Brain Stem Glioma
A brain tumor that forms in the tissues of the brain stem is called brain stem glioma. It can be benign (noncancerous) or malignant (cancerous). Symptoms of this tumor vary, depending on the child's age and where the tumor is located. Common symptoms can include loss of balance and difficulty walking, vision and hearing problems, or a headache that goes away after vomiting.
Brain stem glioma is a type of brain tumor in which benign (noncancerous) or malignant (cancerous) cells form in the tissues of the brain stem. The brain stem is the part of the brain that is connected to the spinal cord, located in the lowest part of the brain, just above the back of the neck. It controls breathing, heart rate, and nerves and muscles that are used to see, hear, walk, talk, and eat. Although cancer is rare in children, brain tumors are the most common type of childhood cancer, other than leukemia and lymphoma.
(Click Brain Cancer for more information about adult brain stem glioma.)

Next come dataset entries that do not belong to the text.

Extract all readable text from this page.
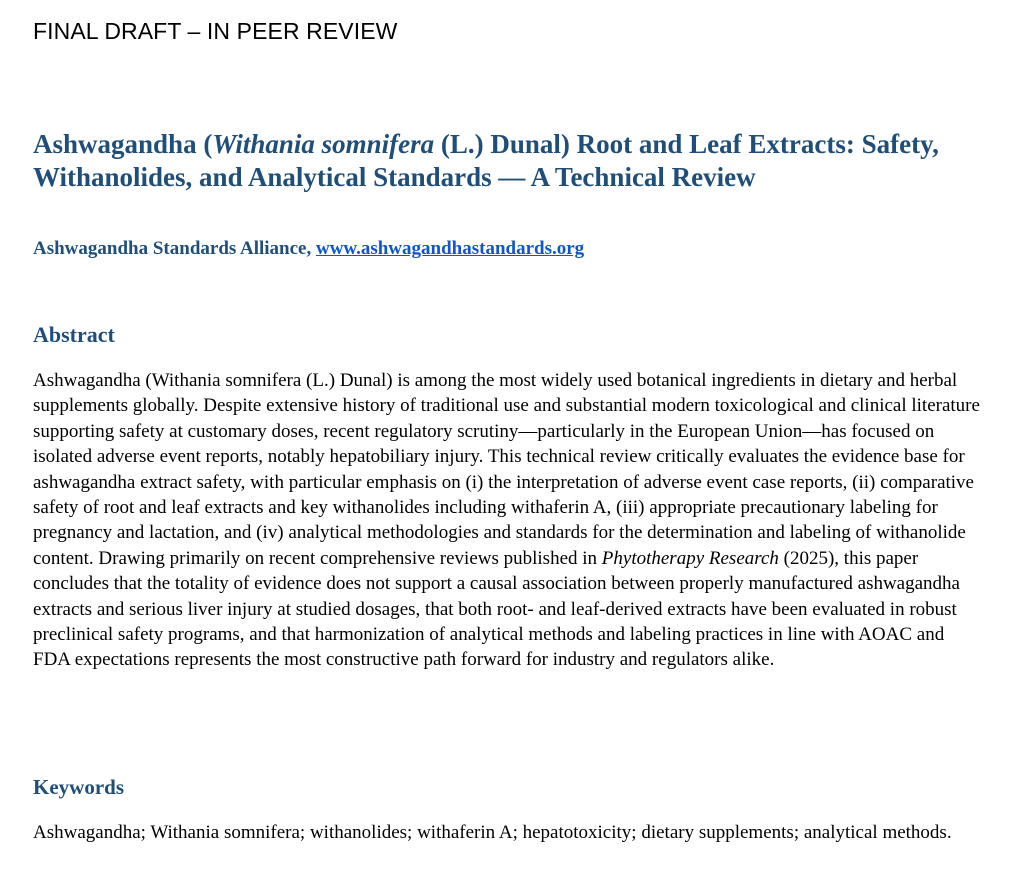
FINAL DRAFT – IN PEER REVIEW
Ashwagandha (Withania somnifera (L.) Dunal) Root and Leaf Extracts: Safety, Withanolides, and Analytical Standards — A Technical Review
Ashwagandha Standards Alliance, www.ashwagandhastandards.org
Abstract

Ashwagandha (Withania somnifera (L.) Dunal) is among the most widely used botanical ingredients in dietary and herbal supplements globally. Despite extensive history of traditional use and substantial modern toxicological and clinical literature supporting safety at customary doses, recent regulatory scrutiny—particularly in the European Union—has focused on isolated adverse event reports, notably hepatobiliary injury. This technical review critically evaluates the evidence base for ashwagandha extract safety, with particular emphasis on (i) the interpretation of adverse event case reports, (ii) comparative safety of root and leaf extracts and key withanolides including withaferin A, (iii) appropriate precautionary labeling for pregnancy and lactation, and (iv) analytical methodologies and standards for the determination and labeling of withanolide content. Drawing primarily on recent comprehensive reviews published in Phytotherapy Research (2025), this paper concludes that the totality of evidence does not support a causal association between properly manufactured ashwagandha extracts and serious liver injury at studied dosages, that both root- and leaf-derived extracts have been evaluated in robust preclinical safety programs, and that harmonization of analytical methods and labeling practices in line with AOAC and FDA expectations represents the most constructive path forward for industry and regulators alike.

Keywords

Ashwagandha; Withania somnifera; withanolides; withaferin A; hepatotoxicity; dietary supplements; analytical methods.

No one knows the exact causes of brain stem glioma, and doctors can seldom explain why one person will get a tumor and another person will not.
The symptoms of brain stem glioma vary, depending on the child's age and where the tumor is located. Common symptoms include:
- Loss of balance and difficulty walking
- Vision and hearing problems
- Morning headache or a headache that goes away after vomiting
- Nausea and vomiting
- Unusual sleepiness or change in energy level.
However, these possible symptoms are not sure signs of a brain tumor. Other health problems can also cause these symptoms. People who have potential symptoms of brain stem glioma should see a doctor as soon as possible, because only a doctor can diagnose and treat the problem.